Las heces de ballena informan sobre su supervivencia en mares que se calientan

Durante sus carreras matutinas, Rod Keogh no tenía ninguna duda de que los excrementos de ballena que veía en la playa tenían algún valor. La ciencia finalmente le ha dado la razón.

Las muestras recogidas por un hombre del sur de Australia han contribuido a un estudio pionero sobre la dieta y el microbioma de las ballenas francas australes (Eubalaena australis), liderado por la Universidad Macquarie de Sídney y Waipapa Taumata Rau, de la Universidad de Auckland.

En Aotearoa Nueva Zelanda, a estas ballenas se las llama tohorā. Tras haber disminuido su población a tan solo 400 individuos a principios del siglo pasado debido a la caza de ballenas, la población de tohorā se ha recuperado hasta alcanzar aproximadamente los 15 000 ejemplares. Distribuidas por todo el hemisferio sur, estas ballenas se alimentan por filtración y migran entre zonas de alimentación en latitudes más altas y zonas de socialización y reproducción en latitudes más bajas.

La magnitud de la recuperación de los animales ha variado mucho entre las distintas regiones, y el calentamiento global plantea nuevos desafíos, ya que el calentamiento de las aguas y la disminución del hielo marino antártico están alterando la disponibilidad de un alimento clave: el krill.

Estos cambios se han relacionado con una disminución de la natalidad y la aptitud reproductiva de las hembras en algunas poblaciones de tohorā. Conocer con mayor precisión la dieta de las ballenas podría ayudar a los científicos a predecir cómo se adaptarán. Ahí es donde entran en juego las muestras guardadas en el congelador de Keogh.
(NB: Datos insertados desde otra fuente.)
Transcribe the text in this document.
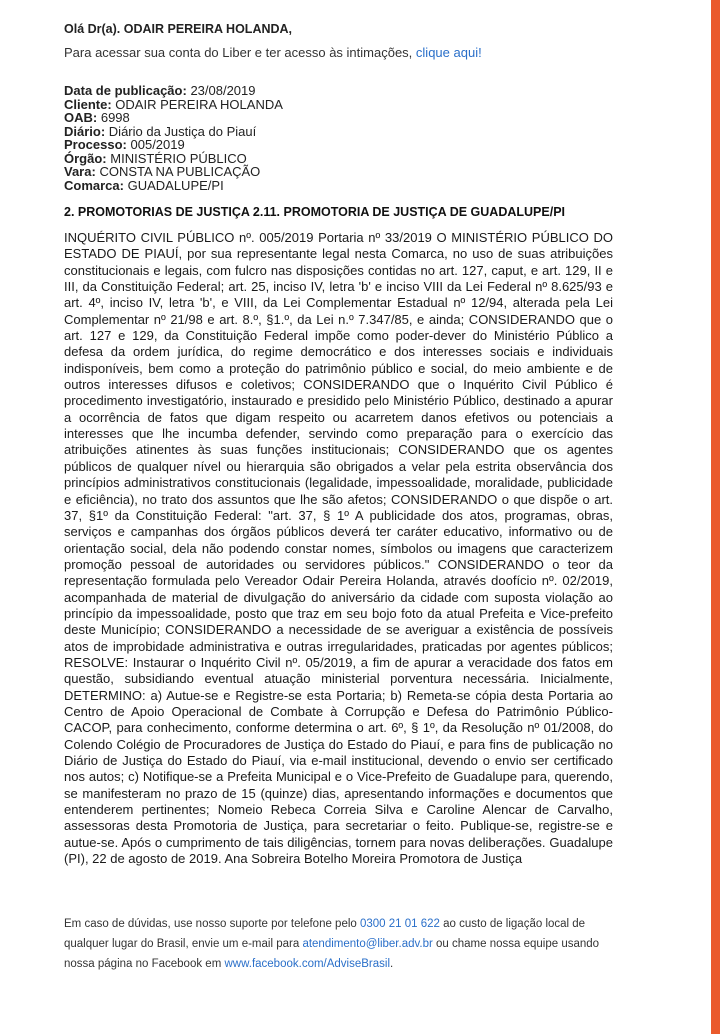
Olá Dr(a). ODAIR PEREIRA HOLANDA,
Para acessar sua conta do Liber e ter acesso às intimações, clique aqui!
Data de publicação: 23/08/2019
Cliente: ODAIR PEREIRA HOLANDA
OAB: 6998
Diário: Diário da Justiça do Piauí
Processo: 005/2019
Órgão: MINISTÉRIO PÚBLICO
Vara: CONSTA NA PUBLICAÇÃO
Comarca: GUADALUPE/PI
2. PROMOTORIAS DE JUSTIÇA 2.11. PROMOTORIA DE JUSTIÇA DE GUADALUPE/PI

INQUÉRITO CIVIL PÚBLICO nº. 005/2019 Portaria nº 33/2019 O MINISTÉRIO PÚBLICO DO ESTADO DE PIAUÍ, por sua representante legal nesta Comarca, no uso de suas atribuições constitucionais e legais, com fulcro nas disposições contidas no art. 127, caput, e art. 129, II e III, da Constituição Federal; art. 25, inciso IV, letra 'b' e inciso VIII da Lei Federal nº 8.625/93 e art. 4º, inciso IV, letra 'b', e VIII, da Lei Complementar Estadual nº 12/94, alterada pela Lei Complementar nº 21/98 e art. 8.º, §1.º, da Lei n.º 7.347/85, e ainda; CONSIDERANDO que o art. 127 e 129, da Constituição Federal impõe como poder-dever do Ministério Público a defesa da ordem jurídica, do regime democrático e dos interesses sociais e individuais indisponíveis, bem como a proteção do patrimônio público e social, do meio ambiente e de outros interesses difusos e coletivos; CONSIDERANDO que o Inquérito Civil Público é procedimento investigatório, instaurado e presidido pelo Ministério Público, destinado a apurar a ocorrência de fatos que digam respeito ou acarretem danos efetivos ou potenciais a interesses que lhe incumba defender, servindo como preparação para o exercício das atribuições atinentes às suas funções institucionais; CONSIDERANDO que os agentes públicos de qualquer nível ou hierarquia são obrigados a velar pela estrita observância dos princípios administrativos constitucionais (legalidade, impessoalidade, moralidade, publicidade e eficiência), no trato dos assuntos que lhe são afetos; CONSIDERANDO o que dispõe o art. 37, §1º da Constituição Federal: "art. 37, § 1º A publicidade dos atos, programas, obras, serviços e campanhas dos órgãos públicos deverá ter caráter educativo, informativo ou de orientação social, dela não podendo constar nomes, símbolos ou imagens que caracterizem promoção pessoal de autoridades ou servidores públicos." CONSIDERANDO o teor da representação formulada pelo Vereador Odair Pereira Holanda, através doofício nº. 02/2019, acompanhada de material de divulgação do aniversário da cidade com suposta violação ao princípio da impessoalidade, posto que traz em seu bojo foto da atual Prefeita e Vice-prefeito deste Município; CONSIDERANDO a necessidade de se averiguar a existência de possíveis atos de improbidade administrativa e outras irregularidades, praticadas por agentes públicos; RESOLVE: Instaurar o Inquérito Civil nº. 05/2019, a fim de apurar a veracidade dos fatos em questão, subsidiando eventual atuação ministerial porventura necessária. Inicialmente, DETERMINO: a) Autue-se e Registre-se esta Portaria; b) Remeta-se cópia desta Portaria ao Centro de Apoio Operacional de Combate à Corrupção e Defesa do Patrimônio Público-CACOP, para conhecimento, conforme determina o art. 6º, § 1º, da Resolução nº 01/2008, do Colendo Colégio de Procuradores de Justiça do Estado do Piauí, e para fins de publicação no Diário de Justiça do Estado do Piauí, via e-mail institucional, devendo o envio ser certificado nos autos; c) Notifique-se a Prefeita Municipal e o Vice-Prefeito de Guadalupe para, querendo, se manifesteram no prazo de 15 (quinze) dias, apresentando informações e documentos que entenderem pertinentes; Nomeio Rebeca Correia Silva e Caroline Alencar de Carvalho, assessoras desta Promotoria de Justiça, para secretariar o feito. Publique-se, registre-se e autue-se. Após o cumprimento de tais diligências, tornem para novas deliberações. Guadalupe (PI), 22 de agosto de 2019. Ana Sobreira Botelho Moreira Promotora de Justiça

Em caso de dúvidas, use nosso suporte por telefone pelo 0300 21 01 622 ao custo de ligação local de qualquer lugar do Brasil, envie um e-mail para atendimento@liber.adv.br ou chame nossa equipe usando nossa página no Facebook em www.facebook.com/AdviseBrasil.
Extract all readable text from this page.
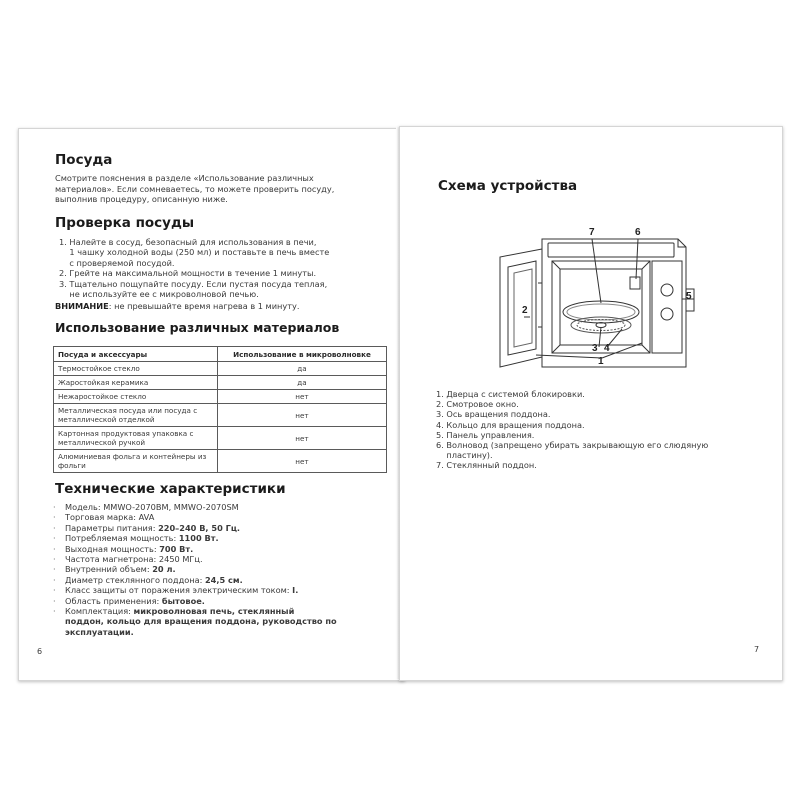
Посуда
Смотрите пояснения в разделе «Использование различных
материалов». Если сомневаетесь, то можете проверить посуду,
выполнив процедуру, описанную ниже.
Проверка посуды
1. Налейте в сосуд, безопасный для использования в печи,
1 чашку холодной воды (250 мл) и поставьте в печь вместе
с проверяемой посудой.
2. Грейте на максимальной мощности в течение 1 минуты.
3. Тщательно пощупайте посуду. Если пустая посуда теплая,
не используйте ее с микроволновой печью.
ВНИМАНИЕ: не превышайте время нагрева в 1 минуту.
Использование различных материалов
Посуда и аксессуары	Использование в микроволновке
Термостойкое стекло	да
Жаростойкая керамика	да
Нежаростойкое стекло	нет
Металлическая посуда или посуда с металлической отделкой	нет
Картонная продуктовая упаковка с металлической ручкой	нет
Алюминиевая фольга и контейнеры из фольги	нет
Технические характеристики
· Модель: MMWO-2070BM, MMWO-2070SM
· Торговая марка: AVA
· Параметры питания: 220–240 В, 50 Гц.
· Потребляемая мощность: 1100 Вт.
· Выходная мощность: 700 Вт.
· Частота магнетрона: 2450 МГц.
· Внутренний объем: 20 л.
· Диаметр стеклянного поддона: 24,5 см.
· Класс защиты от поражения электрическим током: I.
· Область применения: бытовое.
· Комплектация: микроволновая печь, стеклянный
поддон, кольцо для вращения поддона, руководство по эксплуатации.
6
Схема устройства
7	6
5
2
3 4
1
1. Дверца с системой блокировки.
2. Смотровое окно.
3. Ось вращения поддона.
4. Кольцо для вращения поддона.
5. Панель управления.
6. Волновод (запрещено убирать закрывающую его слюдяную
пластину).
7. Стеклянный поддон.
7
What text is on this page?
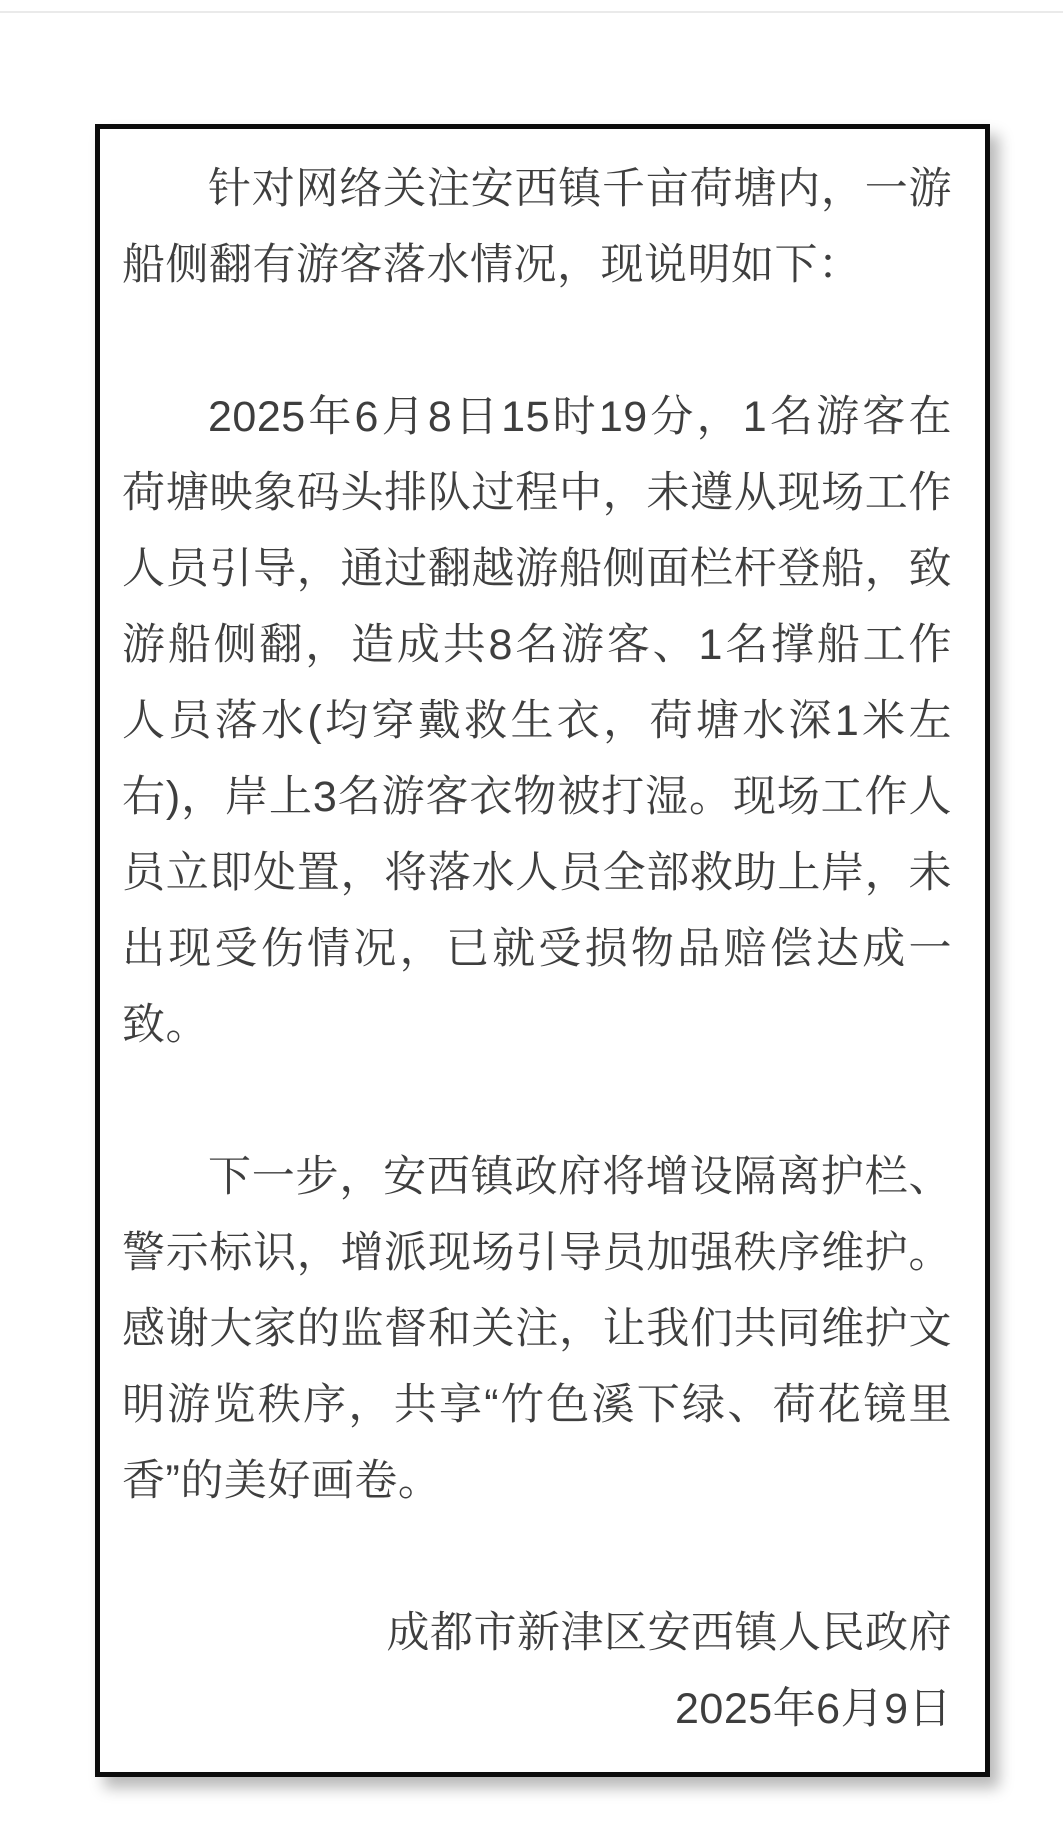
针对网络关注安西镇千亩荷塘内，一游船侧翻有游客落水情况，现说明如下：

2025年6月8日15时19分，1名游客在荷塘映象码头排队过程中，未遵从现场工作人员引导，通过翻越游船侧面栏杆登船，致游船侧翻，造成共8名游客、1名撑船工作人员落水(均穿戴救生衣，荷塘水深1米左右)，岸上3名游客衣物被打湿。现场工作人员立即处置，将落水人员全部救助上岸，未出现受伤情况，已就受损物品赔偿达成一致。

下一步，安西镇政府将增设隔离护栏、警示标识，增派现场引导员加强秩序维护。感谢大家的监督和关注，让我们共同维护文明游览秩序，共享“竹色溪下绿、荷花镜里香”的美好画卷。

成都市新津区安西镇人民政府

2025年6月9日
muestreos de ballena franca australImagen derecha: Mapa de las ubicaciones y periodos de muestreo de ballenas francas australes en zonas de cría/socialización y alimentación, incluyendo el número de muestras de cada ubicación. Crédito: Molecular Ecology (2026). DOI: 10.1111/mec.70442

Su colección de excrementos de Fowlers Bay, en Australia Meridional, se sumó a muestras de dos lugares de Sudáfrica y de las islas subantárticas de Maungahuka (Auckland), en Nueva Zelanda, aportadas por las universidades de Pretoria, Otago y Auckland, para su análisis mediante herramientas moleculares similares a las pruebas de ADN.

"Las tohorā consumen una variedad mucho mayor de kai moana (mariscos) de lo que creíamos", afirma la profesora asociada Emma Carroll, de la Facultad de Ciencias Biológicas de la Universidad de Auckland. Ella y el Dr. Richard O'Rorke, también de la Universidad de Auckland, codirigieron la investigación de la estudiante de doctorado Aashi Parikh, de la Universidad Macquarie de Australia.

"Si bien los científicos habían asumido que su dieta consistía principalmente en krill y pequeños crustáceos llamados copépodos, descubrimos que las etapas de desarrollo más comunes de animales como cangrejos, camarones y langostas, probablemente en etapa juvenil, eran en realidad el alimento detectado con mayor frecuencia en todas las ubicaciones" afirma Carroll. También se encontraron medusas y camarones mantis.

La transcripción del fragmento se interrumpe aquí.